9. (Optional) Specify Device Posture to enforce what devices can and can’t access specific SaaS apps, including device ownership and device compliance.

   Your device posture selection automatically creates a Host Information Profile (HIP) object for mobile devices after the policy recommendation is imported as a policy.

   • Mobile Device Managed Status—Choose Managed when the device is company-owned, whether a dedicated device or shared with Unmanaged when the device is employee-owned, or Any for both.
   • Mobile Device Compliant Status—Choose Complaint when the device adheres to your organization’s security compliance requirements, Non‑Compliant when it does not, or Any for both.
10. (Optional) Specify a Data Profile.

    If you have an active Enterprise Data Loss Prevention (E-DLP) license, you can add predefined or custom data profiles to prevent exfiltration of sensitive data. Data profiles specify how you want to enforce the sensitive data that you’re filtering.
11. Save the new rule.
12. Enable the recommendation when you’re ready to submit the recommendation for enforcement.
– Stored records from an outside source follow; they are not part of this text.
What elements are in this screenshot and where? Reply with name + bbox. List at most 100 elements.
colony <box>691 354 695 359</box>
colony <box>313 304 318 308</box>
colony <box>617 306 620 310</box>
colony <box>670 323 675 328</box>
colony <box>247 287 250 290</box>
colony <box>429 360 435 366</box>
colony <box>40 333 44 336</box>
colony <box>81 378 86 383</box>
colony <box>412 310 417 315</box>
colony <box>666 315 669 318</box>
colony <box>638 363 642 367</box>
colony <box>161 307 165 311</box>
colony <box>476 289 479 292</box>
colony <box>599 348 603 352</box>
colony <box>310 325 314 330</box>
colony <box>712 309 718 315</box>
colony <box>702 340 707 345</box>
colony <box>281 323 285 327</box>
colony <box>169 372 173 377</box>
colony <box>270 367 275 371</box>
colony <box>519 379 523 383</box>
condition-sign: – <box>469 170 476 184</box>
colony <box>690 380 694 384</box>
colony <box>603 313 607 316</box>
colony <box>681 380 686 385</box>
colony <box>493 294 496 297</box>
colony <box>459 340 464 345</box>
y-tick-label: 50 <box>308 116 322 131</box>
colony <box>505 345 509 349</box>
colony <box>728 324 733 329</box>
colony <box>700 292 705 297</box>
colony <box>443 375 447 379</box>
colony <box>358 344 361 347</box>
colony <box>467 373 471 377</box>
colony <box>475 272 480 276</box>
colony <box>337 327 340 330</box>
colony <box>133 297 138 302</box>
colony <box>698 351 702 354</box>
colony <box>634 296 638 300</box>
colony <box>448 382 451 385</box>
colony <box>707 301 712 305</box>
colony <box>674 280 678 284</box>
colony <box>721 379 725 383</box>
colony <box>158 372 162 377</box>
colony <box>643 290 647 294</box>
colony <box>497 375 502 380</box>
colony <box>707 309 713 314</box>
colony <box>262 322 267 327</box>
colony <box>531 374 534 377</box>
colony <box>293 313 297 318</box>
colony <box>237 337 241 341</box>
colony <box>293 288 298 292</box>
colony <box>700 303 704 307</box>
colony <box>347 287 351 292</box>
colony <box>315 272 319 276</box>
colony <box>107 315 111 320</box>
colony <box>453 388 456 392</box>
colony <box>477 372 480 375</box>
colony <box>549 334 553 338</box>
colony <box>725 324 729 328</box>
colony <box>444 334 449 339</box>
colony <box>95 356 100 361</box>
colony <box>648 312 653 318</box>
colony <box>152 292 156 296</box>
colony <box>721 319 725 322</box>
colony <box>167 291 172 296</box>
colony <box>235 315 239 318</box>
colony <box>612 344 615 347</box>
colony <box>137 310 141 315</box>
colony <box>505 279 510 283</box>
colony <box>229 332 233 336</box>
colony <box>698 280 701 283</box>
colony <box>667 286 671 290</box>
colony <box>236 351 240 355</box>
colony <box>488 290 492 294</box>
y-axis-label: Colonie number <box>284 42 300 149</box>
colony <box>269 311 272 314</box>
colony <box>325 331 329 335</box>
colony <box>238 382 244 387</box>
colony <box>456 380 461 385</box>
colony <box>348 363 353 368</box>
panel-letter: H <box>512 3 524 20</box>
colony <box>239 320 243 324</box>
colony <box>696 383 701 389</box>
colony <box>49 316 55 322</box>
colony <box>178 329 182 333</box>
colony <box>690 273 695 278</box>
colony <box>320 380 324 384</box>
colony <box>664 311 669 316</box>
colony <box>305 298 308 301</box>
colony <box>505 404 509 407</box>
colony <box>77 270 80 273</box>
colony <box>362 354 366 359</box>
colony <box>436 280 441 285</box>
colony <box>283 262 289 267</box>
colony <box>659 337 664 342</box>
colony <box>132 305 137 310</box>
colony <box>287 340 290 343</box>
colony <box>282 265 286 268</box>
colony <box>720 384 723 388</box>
    If you create separate tenant-level Allow and Block policy recommendations to achieve particular results, remember that your desired results will depend on the order in which the policy rules are evaluated on the NGFW. Make sure that the NGFW administrator places a more specific Allow policy before a general Block Any policy. If a general Block Any policy is evaluated first, the NGFW will ignore the more specific Allow policy.